Übrigens: Alle bisherigen Versuche, diesem Attraktor durch grundlegende strukturelle Veränderungen zu entkommen wie etwa Abschaffung von Privateigentum, Einführung von Planwirtschaft etc. sind letztlich gescheitert: Auch in den Gesellschaften des real existierenden Sozialismus sind am Ende alle Werte von der Gier aufgefressen worden: von der Gier der Funktionäre nämlich – in erster Linie der Machtgier, aber durchaus auch von der Konsumgier. Gier ist der entscheidende Faktor. Wenn wir die Gier nicht besiegen, sind wir verloren. Daran führt kein Weg vorbei. Am Ende gibt es auch keinen ökologischen oder sozialen Kapitalismus.

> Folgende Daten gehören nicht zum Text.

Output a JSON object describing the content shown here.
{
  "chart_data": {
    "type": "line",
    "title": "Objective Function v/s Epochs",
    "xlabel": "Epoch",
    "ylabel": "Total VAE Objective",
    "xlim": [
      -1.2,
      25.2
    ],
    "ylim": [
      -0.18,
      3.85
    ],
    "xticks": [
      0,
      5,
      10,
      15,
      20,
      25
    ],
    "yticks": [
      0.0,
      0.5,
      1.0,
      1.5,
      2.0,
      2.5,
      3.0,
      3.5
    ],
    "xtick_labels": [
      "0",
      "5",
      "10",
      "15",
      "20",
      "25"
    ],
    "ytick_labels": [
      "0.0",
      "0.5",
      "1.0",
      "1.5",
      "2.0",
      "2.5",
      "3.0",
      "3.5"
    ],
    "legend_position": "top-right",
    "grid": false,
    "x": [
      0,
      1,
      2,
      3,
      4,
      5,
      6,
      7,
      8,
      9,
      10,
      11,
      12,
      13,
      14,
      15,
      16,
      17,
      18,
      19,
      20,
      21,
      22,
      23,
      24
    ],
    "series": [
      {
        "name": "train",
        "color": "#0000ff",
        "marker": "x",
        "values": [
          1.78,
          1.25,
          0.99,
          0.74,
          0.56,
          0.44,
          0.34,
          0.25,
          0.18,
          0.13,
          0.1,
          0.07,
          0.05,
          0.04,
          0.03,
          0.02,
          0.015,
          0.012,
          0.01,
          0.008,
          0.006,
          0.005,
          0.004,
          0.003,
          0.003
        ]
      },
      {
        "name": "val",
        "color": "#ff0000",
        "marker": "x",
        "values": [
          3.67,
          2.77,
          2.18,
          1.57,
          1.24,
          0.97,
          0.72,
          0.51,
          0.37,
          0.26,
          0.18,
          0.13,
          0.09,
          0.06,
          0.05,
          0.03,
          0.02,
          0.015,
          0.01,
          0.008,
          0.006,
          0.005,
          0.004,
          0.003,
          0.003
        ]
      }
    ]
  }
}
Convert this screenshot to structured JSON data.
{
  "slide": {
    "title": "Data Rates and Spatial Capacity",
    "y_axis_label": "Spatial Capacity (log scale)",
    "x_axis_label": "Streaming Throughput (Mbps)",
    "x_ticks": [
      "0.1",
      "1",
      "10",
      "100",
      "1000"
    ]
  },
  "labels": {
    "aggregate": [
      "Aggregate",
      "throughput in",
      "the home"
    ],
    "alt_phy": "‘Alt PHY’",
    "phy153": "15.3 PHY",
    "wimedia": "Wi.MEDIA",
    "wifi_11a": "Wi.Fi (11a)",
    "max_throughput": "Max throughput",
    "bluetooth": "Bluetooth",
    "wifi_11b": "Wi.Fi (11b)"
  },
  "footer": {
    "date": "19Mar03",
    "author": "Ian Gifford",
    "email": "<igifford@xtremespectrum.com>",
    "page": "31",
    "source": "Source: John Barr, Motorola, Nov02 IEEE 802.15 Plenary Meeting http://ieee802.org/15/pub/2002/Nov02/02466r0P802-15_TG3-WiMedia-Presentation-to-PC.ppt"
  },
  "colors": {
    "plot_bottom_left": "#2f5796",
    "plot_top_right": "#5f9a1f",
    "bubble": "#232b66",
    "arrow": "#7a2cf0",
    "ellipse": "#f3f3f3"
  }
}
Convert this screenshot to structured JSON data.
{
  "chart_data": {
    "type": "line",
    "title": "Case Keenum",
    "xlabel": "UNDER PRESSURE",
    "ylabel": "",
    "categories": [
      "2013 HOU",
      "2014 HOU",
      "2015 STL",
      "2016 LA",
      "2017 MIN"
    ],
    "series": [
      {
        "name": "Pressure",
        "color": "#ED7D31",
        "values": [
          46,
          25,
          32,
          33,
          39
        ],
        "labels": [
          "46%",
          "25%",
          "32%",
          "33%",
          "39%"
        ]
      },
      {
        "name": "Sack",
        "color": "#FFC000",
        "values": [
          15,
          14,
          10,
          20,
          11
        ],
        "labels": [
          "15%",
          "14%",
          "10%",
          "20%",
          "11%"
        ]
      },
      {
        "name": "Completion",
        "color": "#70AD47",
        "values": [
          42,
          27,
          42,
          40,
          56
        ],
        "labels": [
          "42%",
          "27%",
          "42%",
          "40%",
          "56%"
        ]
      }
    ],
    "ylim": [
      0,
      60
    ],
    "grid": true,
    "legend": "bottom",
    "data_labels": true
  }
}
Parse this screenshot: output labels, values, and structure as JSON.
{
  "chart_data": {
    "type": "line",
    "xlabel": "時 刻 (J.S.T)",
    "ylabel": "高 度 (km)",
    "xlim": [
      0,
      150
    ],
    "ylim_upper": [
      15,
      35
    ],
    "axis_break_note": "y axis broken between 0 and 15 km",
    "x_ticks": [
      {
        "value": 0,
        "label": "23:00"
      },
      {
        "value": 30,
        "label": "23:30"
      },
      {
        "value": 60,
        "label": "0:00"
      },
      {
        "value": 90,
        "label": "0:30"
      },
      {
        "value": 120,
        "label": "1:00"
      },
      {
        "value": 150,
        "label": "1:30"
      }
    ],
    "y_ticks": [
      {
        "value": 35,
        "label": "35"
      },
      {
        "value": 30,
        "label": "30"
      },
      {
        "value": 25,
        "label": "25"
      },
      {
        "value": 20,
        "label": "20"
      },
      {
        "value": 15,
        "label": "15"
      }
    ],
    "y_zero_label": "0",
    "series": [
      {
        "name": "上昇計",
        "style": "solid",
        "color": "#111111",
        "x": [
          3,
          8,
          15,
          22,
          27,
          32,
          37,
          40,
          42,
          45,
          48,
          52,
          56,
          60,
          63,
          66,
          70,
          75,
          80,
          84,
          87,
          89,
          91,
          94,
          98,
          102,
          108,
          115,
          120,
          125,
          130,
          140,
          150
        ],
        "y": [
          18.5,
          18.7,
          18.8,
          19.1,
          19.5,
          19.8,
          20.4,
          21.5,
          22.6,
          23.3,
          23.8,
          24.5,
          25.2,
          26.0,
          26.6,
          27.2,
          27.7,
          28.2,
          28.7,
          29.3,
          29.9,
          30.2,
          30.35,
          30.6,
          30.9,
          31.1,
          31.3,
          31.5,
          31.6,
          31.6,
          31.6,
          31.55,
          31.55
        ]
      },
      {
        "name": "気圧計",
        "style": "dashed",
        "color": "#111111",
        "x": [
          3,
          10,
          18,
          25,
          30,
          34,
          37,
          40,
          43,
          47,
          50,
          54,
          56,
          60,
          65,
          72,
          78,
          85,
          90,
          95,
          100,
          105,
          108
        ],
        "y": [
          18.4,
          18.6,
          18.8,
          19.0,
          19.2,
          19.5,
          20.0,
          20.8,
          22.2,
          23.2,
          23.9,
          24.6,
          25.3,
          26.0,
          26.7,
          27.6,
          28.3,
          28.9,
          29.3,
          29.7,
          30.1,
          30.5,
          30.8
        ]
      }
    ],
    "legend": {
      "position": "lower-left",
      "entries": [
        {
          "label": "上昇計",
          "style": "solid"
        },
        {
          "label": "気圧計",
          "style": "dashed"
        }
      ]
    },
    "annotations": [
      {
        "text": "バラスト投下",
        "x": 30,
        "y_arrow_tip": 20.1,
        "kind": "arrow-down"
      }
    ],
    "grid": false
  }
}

Das Herz des Kapitalismus ist aus Stein, sein Antlitz ist der Totenkopf.

Im Kern sind unsere hier in einer Art von Faustskizze zusammengefassten Aussagen keineswegs neu – schon Mahatma Gandhi hat gesagt, die Erde biete genug für jedermanns Bedürfnisse, aber nicht für jedermanns Gier.

Es könnte freilich wichtig und richtig sein, eine Vielzahl von wohlbekannten Hypothesen in dem hier bereits angedeuteten modernen systemtheoretischen Kontext zu reformulieren. Nur so wird ihre quasi naturgesetzliche Zwangsläufigkeit deutlich. Solange die Gier die Hauptantriebskraft der Gesellschaft bleibt, sind alle positiven Reformerfolge nur kurzzeitige Blüten, die vom nächsten sozialen Sturm wieder abgerissen werden. All Ihre Bemühungen um Mülltrennung, die Demonstration für Mindestlöhne, das neue Solardach etc. etc. – all das kann den Nieder- oder gar Untergang vielleicht etwas hinauszögern, am Ende aber wird es vergeblich gewesen sein. Der Vernichtungssog des Gier-Attraktors wird sich auf lange Sicht als weitaus stärker erweisen als jedes individuelle Bemühen. Oder anders herum formuliert: All die im Kern ja guten und richtigen Aktivitäten erhalten nur dann ihren vollen Sinn, wenn sie eingebunden sind in ein systematisches Programm zur Überwindung der Giergesellschaft. Alle an Humanität und Ökologie interessierten Kräfte können und sollen ihre speziellen Engagements sehr wohl fortsetzen, aber sie müssen, wollen sie langfristig und umfassend Erfolg haben, einen Teil ihrer Energie abzweigen und vereinen zu einer gemeinsamen Bildungsanstrengung, deren konkrete Inhalte Thema dieses Buches sind (und die das Ziel haben, Gier und metakognitive Inkompetenz zu überwinden).